In what sense is this a character issue? Obama belongs to a church whose reverend has some hotheaded views. Okay, and this speaks of Obama's character how...?
KateTex: "Fairly or not, Ferraro got a major grilling in the press over her remarks and Clinton got splattered with the fallout. And now we're going to watch Obama skate on the issue of his spiritual mentor?"
Ferraro got grilled because:
-- Her statement was a direct attack on Obama
-- She was a prominent member of Clinton's campaign
Reverend Wright is not:
-- attacking Clinton
-- involved in Obama's campaign
I also question the term "spiritual mentor." Is that true? I mean, has Obama referred to him as such?

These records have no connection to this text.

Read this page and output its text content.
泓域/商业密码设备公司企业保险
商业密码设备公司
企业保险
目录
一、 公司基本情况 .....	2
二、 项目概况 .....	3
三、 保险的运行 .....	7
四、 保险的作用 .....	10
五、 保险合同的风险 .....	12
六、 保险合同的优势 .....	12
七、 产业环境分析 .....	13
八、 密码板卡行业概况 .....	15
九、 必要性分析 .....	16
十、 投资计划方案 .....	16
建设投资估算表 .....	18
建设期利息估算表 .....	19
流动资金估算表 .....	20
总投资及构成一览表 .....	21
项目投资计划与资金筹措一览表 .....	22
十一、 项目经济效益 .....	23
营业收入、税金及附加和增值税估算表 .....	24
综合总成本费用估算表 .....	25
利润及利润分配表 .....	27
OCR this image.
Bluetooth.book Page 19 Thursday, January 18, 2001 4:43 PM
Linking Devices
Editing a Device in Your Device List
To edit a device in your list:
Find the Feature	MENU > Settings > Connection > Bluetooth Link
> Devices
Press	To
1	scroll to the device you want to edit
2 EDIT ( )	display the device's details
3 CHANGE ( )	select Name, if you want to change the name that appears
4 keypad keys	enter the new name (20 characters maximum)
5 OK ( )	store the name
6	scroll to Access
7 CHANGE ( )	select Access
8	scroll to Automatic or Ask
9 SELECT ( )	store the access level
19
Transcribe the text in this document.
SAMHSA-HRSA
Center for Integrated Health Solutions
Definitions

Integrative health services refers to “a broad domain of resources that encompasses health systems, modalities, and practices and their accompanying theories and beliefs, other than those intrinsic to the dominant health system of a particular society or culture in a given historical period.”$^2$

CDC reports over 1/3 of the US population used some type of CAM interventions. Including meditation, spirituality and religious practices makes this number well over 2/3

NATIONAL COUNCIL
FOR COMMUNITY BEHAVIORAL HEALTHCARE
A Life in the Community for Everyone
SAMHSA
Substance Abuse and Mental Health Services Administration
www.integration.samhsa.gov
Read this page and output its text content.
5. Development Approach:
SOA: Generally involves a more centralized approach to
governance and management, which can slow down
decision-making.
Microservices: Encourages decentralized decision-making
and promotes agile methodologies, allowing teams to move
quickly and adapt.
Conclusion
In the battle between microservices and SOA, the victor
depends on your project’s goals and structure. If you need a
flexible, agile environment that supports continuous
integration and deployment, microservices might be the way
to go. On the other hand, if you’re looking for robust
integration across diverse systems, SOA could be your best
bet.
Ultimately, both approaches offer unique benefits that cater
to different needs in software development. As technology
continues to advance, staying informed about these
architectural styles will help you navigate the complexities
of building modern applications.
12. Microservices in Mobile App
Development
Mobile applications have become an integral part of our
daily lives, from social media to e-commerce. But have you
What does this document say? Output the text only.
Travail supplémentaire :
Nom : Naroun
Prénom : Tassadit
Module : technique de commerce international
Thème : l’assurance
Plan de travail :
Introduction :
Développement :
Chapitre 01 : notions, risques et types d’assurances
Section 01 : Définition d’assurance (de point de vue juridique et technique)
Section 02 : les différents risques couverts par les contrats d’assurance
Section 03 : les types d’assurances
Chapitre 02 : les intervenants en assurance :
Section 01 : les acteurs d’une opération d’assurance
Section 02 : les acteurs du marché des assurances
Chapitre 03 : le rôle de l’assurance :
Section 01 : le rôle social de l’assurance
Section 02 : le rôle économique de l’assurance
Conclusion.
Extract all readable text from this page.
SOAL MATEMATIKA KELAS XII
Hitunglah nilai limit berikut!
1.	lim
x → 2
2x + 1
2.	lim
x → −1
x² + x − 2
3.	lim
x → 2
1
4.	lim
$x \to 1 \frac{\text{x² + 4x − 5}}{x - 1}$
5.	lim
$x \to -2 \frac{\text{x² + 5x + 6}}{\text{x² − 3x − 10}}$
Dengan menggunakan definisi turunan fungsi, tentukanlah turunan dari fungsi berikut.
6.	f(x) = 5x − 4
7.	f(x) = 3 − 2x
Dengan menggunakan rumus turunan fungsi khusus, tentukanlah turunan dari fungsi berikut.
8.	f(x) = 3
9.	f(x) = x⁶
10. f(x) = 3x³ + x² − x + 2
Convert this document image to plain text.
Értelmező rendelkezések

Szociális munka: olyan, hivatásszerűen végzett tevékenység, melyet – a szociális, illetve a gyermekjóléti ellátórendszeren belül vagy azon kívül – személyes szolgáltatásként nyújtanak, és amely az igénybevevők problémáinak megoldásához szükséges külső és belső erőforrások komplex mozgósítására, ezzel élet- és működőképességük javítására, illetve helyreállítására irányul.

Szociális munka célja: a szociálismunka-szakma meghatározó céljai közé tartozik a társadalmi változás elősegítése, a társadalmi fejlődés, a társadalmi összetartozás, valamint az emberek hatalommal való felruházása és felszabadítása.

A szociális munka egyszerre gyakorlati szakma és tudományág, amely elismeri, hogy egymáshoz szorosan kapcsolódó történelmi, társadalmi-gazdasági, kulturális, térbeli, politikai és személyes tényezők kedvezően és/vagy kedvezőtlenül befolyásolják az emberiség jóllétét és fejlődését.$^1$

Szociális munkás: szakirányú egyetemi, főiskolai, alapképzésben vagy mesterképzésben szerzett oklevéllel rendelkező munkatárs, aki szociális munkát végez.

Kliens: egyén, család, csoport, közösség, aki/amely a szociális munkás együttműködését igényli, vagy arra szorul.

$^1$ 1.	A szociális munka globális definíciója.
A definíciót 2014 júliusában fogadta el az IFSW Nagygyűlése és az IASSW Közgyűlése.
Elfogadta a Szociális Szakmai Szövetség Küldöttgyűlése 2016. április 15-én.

Another question: What has Wright said that Obama should renounce, reject, denoune, or whatever? The clip I saw from the past week (on The Daily Show or whatever) had Wright saying "God damn America" for its treatment of lower classes, slavery, or something like that. Those are harsh words, but they're outside of the political campaign.
This isn't like Pat Robertson calling for the CIA to assassinate Hugo Chavez while prominent Christians and religious-right Republicans stay ominously silent.
Even if somebody eventually does question Obama on this association, I don't think he has to answer for it in the same way as he would if somebody in his campaign said something questionable.
But hey, use what ya got. It doesn't make Ferraro's statements any better.